Qu’est-ce qu’une assurance-vie luxembourgeoise exactement

Une assurance-vie luxembourgeoise est un contrat d’assurance souscrit auprès d’un assureur établi au Luxembourg, agissant en libre prestation de services en France. Pour un résident fiscal français, la fiscalité applicable est celle de la France : ce sont les règles du Code général des impôts qui s’appliquent (taxation des gains à la sortie, abattement de 152 500 € par bénéficiaire au décès).

Ce n’est donc pas un outil d’optimisation fiscale au sens classique, mais un outil de structuration patrimoniale qui apporte trois leviers : la protection juridique des avoirs, la diversité des supports, et la portabilité internationale.

Pour qui ce contrat fait-il vraiment sens en 2026

Capital significatif

Le ticket d’entrée est généralement de 250 000 €, certains assureurs allant jusqu’à 500 000 €. Pour des capitaux inférieurs, un contrat français haut de gamme couvre les besoins.
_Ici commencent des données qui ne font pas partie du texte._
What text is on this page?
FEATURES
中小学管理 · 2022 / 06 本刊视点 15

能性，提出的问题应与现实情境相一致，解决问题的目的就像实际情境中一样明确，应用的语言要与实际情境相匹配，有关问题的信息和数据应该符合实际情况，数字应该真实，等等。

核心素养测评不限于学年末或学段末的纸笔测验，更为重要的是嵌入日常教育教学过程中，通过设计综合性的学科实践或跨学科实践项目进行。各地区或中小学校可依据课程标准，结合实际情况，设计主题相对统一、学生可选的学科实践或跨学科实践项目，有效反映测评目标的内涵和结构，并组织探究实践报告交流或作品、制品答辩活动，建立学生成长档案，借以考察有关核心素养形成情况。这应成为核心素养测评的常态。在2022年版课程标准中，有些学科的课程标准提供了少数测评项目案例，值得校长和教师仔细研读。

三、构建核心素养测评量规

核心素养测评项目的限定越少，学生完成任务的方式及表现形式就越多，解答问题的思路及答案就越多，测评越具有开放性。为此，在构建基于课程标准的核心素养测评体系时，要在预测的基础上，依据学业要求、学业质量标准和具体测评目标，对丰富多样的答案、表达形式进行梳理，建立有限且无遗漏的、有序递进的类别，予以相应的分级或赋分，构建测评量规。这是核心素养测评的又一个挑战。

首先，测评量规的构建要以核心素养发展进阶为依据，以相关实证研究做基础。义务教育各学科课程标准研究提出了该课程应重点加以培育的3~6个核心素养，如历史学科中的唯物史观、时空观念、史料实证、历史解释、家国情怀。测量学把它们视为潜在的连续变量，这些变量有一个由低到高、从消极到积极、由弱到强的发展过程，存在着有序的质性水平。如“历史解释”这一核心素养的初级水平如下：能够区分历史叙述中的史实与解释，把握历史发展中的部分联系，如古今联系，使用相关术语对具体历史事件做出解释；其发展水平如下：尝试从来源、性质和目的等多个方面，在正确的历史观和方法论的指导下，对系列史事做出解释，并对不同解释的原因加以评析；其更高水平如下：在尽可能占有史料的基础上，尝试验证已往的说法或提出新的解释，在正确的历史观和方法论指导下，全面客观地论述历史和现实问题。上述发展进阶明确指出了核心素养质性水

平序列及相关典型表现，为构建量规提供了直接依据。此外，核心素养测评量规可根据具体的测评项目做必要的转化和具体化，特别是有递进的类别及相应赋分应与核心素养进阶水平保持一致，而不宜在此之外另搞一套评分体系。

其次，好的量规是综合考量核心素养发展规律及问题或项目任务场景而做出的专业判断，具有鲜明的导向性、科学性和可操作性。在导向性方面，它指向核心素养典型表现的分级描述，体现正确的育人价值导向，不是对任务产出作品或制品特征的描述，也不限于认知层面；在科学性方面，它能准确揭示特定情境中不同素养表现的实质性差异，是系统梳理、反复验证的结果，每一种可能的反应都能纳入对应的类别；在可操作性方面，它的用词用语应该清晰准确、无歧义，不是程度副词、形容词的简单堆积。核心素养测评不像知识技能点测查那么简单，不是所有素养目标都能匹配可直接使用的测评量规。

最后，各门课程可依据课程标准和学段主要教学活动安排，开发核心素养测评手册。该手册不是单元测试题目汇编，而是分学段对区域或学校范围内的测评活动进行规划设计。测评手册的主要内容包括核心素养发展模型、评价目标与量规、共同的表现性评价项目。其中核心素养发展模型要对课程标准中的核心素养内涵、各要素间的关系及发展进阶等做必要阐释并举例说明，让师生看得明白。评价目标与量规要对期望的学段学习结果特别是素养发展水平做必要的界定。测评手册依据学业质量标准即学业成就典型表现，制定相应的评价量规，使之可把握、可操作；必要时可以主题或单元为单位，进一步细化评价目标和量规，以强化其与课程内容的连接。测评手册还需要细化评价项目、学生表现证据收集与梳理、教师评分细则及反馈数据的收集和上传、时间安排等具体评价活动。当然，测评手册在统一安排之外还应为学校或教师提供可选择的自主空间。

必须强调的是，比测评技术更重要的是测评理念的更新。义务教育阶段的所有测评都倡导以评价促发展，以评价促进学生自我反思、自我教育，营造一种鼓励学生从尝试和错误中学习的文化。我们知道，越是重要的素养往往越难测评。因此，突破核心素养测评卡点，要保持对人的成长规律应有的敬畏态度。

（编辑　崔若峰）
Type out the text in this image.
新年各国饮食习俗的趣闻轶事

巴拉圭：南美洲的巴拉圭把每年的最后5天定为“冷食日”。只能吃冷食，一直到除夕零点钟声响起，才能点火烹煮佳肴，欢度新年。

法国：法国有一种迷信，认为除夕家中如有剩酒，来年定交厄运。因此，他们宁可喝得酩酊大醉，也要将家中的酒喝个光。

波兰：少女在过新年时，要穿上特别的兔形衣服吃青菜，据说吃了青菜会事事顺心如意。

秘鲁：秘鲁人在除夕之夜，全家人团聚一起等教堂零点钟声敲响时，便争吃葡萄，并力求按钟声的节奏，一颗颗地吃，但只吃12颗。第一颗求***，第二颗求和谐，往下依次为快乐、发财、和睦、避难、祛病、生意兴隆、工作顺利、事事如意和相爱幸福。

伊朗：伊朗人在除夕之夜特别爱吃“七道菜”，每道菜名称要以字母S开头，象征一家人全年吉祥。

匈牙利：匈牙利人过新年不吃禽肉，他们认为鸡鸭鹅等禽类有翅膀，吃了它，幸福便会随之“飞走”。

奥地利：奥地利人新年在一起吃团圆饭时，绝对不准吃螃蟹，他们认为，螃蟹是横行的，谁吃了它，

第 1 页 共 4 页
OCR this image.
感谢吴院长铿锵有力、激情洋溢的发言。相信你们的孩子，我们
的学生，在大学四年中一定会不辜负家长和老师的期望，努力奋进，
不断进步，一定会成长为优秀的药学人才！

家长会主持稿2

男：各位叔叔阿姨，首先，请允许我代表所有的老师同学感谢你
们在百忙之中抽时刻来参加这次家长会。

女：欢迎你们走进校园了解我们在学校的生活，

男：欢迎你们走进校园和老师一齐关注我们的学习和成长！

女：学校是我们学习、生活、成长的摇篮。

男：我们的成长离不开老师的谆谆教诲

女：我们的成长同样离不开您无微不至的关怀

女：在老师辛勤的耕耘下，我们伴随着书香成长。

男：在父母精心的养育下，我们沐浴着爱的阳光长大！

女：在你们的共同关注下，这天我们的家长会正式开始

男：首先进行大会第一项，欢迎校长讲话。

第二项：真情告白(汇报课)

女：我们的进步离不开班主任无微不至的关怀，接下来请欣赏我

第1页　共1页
Le contrat luxembourgeois prend son sens à partir de 500 000 € investis, mieux au-dessus du million.

Mobilité internationale projetée

Le contrat est portable : il suit le souscripteur en cas d’expatriation, et la fiscalité applicable s’aligne sur le pays de résidence (sous réserve des conventions fiscales). Pour un cadre Airbus pressenti pour une expatriation à Hambourg ou Mobile (Alabama), ou un dirigeant envisageant une résidence fiscale au Portugal, le contrat luxembourgeois évite la clôture et la réouverture d’un contrat.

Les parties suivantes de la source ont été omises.